Die queere Performativität der Natur (Seminar)

Cord Riechelmann
Die queere Performativität der Natur

Seminar, 2 SWS, 2 LP
Montag, 16-20 Uhr, 14tägig ab 19.10.2015 (8 Termine: 19.10., 2.11., 16.11., 30.11., 14.12.2015, 4.1., 18.1., 1.2.2016), Hardenbergstr. 33, Raum 110

Die Metamorphose der Schmetterlinge kennt jede/r. Während das Leben der Schleimpilze in Zyklen, die zwischen Individualisierung und der selbstverständlichen Aufgabe derselben hin und herschwimmen, ohne dass das eine das andere ausschließt, wesentlich unbekannter ist. John Tyler Bonner, der sein Leben der Erforschung der Schleimpilze widmete, sah in ihren spontanen Aggregationen von winzigen Individuen zu riesigen bis zu 15 Meter langen Schleimgebilden, die in ihrer Aufsicht dem Bild des U-Bahnnetzes von Tokio sehr ähnlich sein können, den Beginn des Sozialen in der Naturgeschichte. Philosophisch könnte man Bonners Leben als den Versuch des unendlichen Schleimpilz-Werdens beschreiben. Ein Versuch, der andauernd zwischen der festsitzenden und der laufenden Lebensform hin- und hergerissen wird, um letztlich zu erkennen, dass Schleimpilz-Sein eher eine Lebensweise ist, als eine systematisch festgestellte Sache: eine queere, d.h. seltsam unbestimmte Performativität. Eine Performativität, die Rosi Braidotti und Karen Barad als das Wesen des Seins selbst – vom Elektron des Atoms bis zu den Peitschenschwanz-Eidechsen – bestimmt haben. Das Seminar soll anhand von konkreten Beispielen aus Natur und Kunst dem Gedankengang der bedeutendsten Theoretiker/innen eines Materialismus des Werdens versuchen zu folgen.

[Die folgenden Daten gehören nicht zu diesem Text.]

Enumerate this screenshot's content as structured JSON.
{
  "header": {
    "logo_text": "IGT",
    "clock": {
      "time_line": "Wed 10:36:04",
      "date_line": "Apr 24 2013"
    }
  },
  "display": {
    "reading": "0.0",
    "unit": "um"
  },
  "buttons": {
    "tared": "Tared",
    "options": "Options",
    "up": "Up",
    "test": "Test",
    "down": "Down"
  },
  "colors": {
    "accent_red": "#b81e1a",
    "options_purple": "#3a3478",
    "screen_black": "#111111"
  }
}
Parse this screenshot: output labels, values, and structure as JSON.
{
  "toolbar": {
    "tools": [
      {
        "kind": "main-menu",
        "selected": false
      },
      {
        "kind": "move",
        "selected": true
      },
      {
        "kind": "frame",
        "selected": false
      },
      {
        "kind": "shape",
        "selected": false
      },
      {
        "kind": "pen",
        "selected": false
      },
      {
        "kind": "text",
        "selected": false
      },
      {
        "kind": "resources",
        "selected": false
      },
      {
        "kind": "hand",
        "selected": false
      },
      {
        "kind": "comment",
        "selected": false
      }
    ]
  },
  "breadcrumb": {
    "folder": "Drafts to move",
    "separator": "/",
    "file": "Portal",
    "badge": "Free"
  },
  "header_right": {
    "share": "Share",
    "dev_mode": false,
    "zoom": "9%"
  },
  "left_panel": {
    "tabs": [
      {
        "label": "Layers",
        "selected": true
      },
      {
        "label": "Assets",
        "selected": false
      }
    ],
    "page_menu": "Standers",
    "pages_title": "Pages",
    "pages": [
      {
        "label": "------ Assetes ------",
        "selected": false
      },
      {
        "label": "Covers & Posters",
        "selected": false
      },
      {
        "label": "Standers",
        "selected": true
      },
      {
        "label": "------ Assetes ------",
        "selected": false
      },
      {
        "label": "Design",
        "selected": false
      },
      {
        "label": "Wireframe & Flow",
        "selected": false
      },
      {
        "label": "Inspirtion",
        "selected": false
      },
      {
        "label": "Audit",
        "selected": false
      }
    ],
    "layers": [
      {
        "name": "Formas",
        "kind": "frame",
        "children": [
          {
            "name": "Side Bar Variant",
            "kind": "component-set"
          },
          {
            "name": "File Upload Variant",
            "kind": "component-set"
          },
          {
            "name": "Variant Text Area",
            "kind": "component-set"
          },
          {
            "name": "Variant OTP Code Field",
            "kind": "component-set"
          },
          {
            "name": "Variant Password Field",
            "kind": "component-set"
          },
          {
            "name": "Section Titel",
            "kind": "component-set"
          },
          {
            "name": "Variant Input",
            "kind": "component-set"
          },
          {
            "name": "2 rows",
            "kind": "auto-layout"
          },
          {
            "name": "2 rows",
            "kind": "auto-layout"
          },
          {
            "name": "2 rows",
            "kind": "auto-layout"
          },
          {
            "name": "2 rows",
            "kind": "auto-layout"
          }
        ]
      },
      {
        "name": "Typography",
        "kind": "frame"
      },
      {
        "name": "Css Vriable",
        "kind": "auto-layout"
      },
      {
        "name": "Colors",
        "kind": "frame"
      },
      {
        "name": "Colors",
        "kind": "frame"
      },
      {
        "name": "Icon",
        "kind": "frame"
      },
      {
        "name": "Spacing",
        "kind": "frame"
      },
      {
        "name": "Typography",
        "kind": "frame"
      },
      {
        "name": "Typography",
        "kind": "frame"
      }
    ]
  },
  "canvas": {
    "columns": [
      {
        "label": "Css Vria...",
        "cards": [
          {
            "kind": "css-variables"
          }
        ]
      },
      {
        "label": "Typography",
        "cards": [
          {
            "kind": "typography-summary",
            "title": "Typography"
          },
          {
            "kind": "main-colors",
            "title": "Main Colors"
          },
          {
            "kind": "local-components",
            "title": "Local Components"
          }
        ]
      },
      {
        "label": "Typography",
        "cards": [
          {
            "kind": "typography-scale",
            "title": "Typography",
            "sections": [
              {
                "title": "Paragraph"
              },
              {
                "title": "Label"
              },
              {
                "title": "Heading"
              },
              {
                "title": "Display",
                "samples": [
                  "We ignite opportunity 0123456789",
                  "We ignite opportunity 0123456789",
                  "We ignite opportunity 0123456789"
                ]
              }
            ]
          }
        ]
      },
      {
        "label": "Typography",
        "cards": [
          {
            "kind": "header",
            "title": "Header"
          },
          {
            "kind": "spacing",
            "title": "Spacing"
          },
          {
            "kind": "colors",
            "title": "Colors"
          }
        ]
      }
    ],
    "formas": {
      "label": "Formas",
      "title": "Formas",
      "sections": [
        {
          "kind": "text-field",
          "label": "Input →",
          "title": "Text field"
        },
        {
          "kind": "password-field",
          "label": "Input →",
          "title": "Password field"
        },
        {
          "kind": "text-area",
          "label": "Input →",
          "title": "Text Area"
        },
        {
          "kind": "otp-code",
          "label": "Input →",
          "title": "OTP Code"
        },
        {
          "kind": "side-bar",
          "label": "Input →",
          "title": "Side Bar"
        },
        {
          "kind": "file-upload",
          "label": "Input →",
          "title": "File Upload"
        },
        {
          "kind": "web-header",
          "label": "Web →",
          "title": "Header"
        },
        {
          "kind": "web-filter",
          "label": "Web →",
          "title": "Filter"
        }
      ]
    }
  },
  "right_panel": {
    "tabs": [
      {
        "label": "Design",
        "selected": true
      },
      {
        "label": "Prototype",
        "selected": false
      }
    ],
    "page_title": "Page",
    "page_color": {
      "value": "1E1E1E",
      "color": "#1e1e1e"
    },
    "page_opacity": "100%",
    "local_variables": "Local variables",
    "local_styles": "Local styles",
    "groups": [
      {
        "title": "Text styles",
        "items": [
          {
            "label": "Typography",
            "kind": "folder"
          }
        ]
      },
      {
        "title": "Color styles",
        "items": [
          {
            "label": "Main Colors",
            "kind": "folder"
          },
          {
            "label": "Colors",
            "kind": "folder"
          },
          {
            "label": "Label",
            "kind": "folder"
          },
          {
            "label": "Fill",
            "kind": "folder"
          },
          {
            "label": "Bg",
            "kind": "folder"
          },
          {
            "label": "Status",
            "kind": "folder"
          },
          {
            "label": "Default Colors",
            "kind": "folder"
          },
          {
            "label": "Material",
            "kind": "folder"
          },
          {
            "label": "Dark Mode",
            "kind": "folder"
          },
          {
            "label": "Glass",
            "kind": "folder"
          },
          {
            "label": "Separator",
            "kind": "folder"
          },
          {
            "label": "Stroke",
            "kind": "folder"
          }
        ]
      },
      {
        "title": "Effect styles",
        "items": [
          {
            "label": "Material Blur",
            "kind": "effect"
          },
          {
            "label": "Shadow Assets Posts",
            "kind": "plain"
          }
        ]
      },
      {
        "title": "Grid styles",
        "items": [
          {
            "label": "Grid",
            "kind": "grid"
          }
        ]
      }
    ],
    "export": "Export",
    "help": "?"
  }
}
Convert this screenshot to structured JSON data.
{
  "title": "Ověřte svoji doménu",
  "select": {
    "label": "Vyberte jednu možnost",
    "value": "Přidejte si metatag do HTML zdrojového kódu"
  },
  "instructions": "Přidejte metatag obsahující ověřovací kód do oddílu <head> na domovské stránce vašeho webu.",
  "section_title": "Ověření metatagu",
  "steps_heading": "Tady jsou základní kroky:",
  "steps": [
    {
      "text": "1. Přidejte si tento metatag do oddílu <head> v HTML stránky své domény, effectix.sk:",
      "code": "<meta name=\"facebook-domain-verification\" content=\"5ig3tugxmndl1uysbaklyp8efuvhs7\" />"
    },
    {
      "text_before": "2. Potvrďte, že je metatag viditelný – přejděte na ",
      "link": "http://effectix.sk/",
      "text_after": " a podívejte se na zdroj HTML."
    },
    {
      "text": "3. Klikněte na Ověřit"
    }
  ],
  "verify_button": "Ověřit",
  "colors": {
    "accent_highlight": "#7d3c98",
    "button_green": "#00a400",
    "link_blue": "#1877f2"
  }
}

Leistungsanforderungen für den unbenoteten Studium-Generale-Schein: aktive und regelmäßige Teilnahme.

Literatur:
Barad, Karen: Verschränkungen. Merve Verlag 2015.
Bonner, John Tyler: Evolution und Entwicklung. Reflexionen eines Biologen. Viehweg 1995.
Braidotti, Rosi: Metamorphoses. Towards a Materialist Theory of Becoming. Polity Press 2002.
Hamilton Grant, Ian: Schleim und Sein: Die Mathematik des Protoplasmas in Lorenz Okens ‘Natur-Philosophie’. In: Avanessian, Armen / Quiering, Björn (Hg.): Abyssus Intellectualis. Merve Verlag 2013.

Cord Riechelmann, geboren 1960 in Celle, studierte Biologie und Philosophie an der FU Berlin. Er war Lehrbeauftragter für das Sozialverhalten von Primaten und für die „Geschichte biologischer Forschung“. Außerdem arbeitete er als Kolumnist und Stadtnaturreporter für die „Berliner Seiten“ der Frankfurter Allgemeinen Zeitung. Schreibt für diverse Zeitungen u. a. für die Frankfurter Allgemeine Sonntagszeitung, die Süddeutsche Zeitung, den Merkur, die taz und die jungle world. Autor der Bücher „Bestiarium“ (2003) und „Wilde Tiere in der Großstadt“ (2004). 2008 erschien eine Sammlung der Stimmen der Tiere Europas, Asiens und Afrikas, 3 CD’s bei kein und aber. Er kuratierte zusammen mit Marcel Schwierin das Sonderprogramm zum „Kino der Tiere“ bei den Kurzfilmtagen 2011 in Oberhausen. Zuletzt erschien „Krähen. Ein Porträt“ bei Matthes & Seitz.